El castellano no solo sirvió como medio de comunicación, sino también como símbolo de identidad colectiva en un territorio caracterizado por su diversidad cultural y lingüística. La actividad cultural y literaria en esta época ayudó a construir una narrativa común basada en la lengua, que fue asumiendo un papel de cohesión social y política.

La figura de Juana la Loca y otros personajes históricos ilustran cómo la lengua y la cultura fueron elementos clave en la representación del poder y en las luchas por la legitimidad en la corte y en los territorios reconquistados.

Además, la actividad religiosa y la influencia de la Iglesia jugaron un papel fundamental en la difusión del castellano, tanto en los sermones como en la producción de textos religiosos y doctrinales, que ayudaron a consolidar una lengua común en un contexto de profundas transformaciones sociales.

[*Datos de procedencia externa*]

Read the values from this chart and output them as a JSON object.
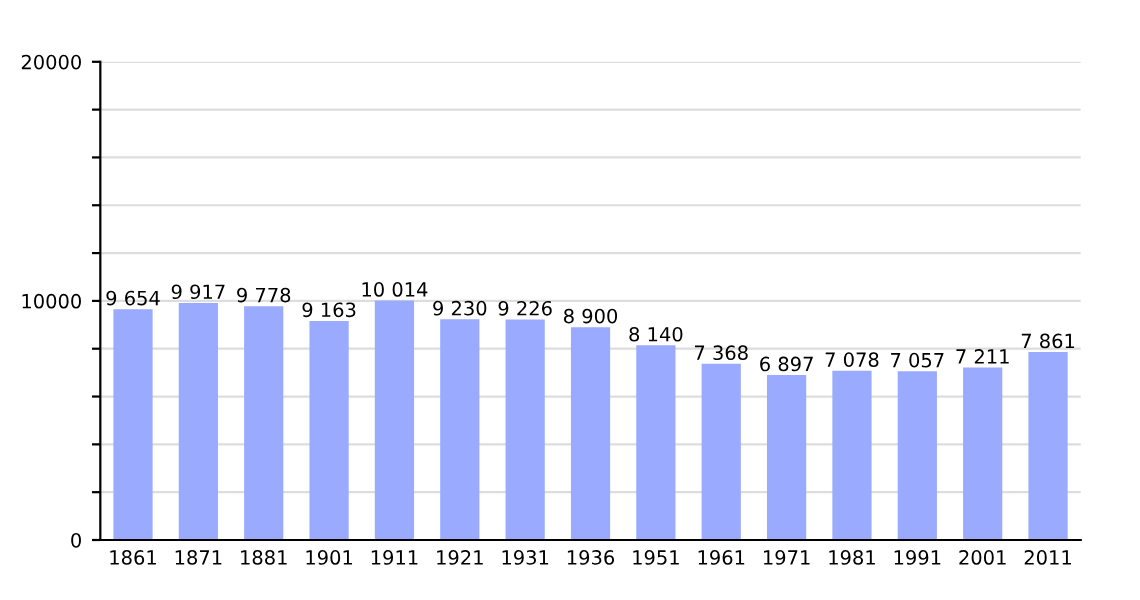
{
  "chart_data": {
    "type": "bar",
    "categories": [
      "1861",
      "1871",
      "1881",
      "1901",
      "1911",
      "1921",
      "1931",
      "1936",
      "1951",
      "1961",
      "1971",
      "1981",
      "1991",
      "2001",
      "2011"
    ],
    "values": [
      9654,
      9917,
      9778,
      9163,
      10014,
      9230,
      9226,
      8900,
      8140,
      7368,
      6897,
      7078,
      7057,
      7211,
      7861
    ],
    "value_labels": [
      "9 654",
      "9 917",
      "9 778",
      "9 163",
      "10 014",
      "9 230",
      "9 226",
      "8 900",
      "8 140",
      "7 368",
      "6 897",
      "7 078",
      "7 057",
      "7 211",
      "7 861"
    ],
    "color": "#99aaff",
    "ylim": [
      0,
      20000
    ],
    "yticks": [
      0,
      {
        "value": 2000,
        "label": null
      },
      {
        "value": 4000,
        "label": null
      },
      {
        "value": 6000,
        "label": null
      },
      {
        "value": 8000,
        "label": null
      },
      10000,
      {
        "value": 12000,
        "label": null
      },
      {
        "value": 14000,
        "label": null
      },
      {
        "value": 16000,
        "label": null
      },
      {
        "value": 18000,
        "label": null
      },
      20000
    ],
    "grid": "y"
  }
}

En definitiva, la evolución del castellano en la Edad Media fue un proceso dinámico y multifacético, que sirvió para fortalecer una identidad compartida frente a las amenazas externas y las diferencias internas, sentando así las bases para la formación de una nación unificada en siglos posteriores.

En perspectiva: legado y continuidades

El estudio de la evolución del castellano en la Edad Media permite comprender cómo un idioma puede convertirse en un símbolo de soberanía y cultura. La estandarización y expansión de la lengua en aquella época tuvieron un impacto duradero en la historia de España y en la configuración de su identidad nacional.

Desde entonces, la lengua castellana ha seguido evolucionando, adaptándose a nuevos contextos históricos y culturales, influida por otros idiomas y corrientes culturales. La actividad cultural de las épocas modernas y contemporáneas continúa enriqueciendo y consolidando el patrimonio lingüístico y cultural de España, en un proceso que conecta el pasado con el presente.

Por ello, el estudio profundo de estos procesos históricos y lingüísticos resulta esencial para entender no solo la historia de la lengua, sino también la formación de la identidad de un pueblo que ha sabido adaptarse y transformar su cultura a lo largo de los siglos.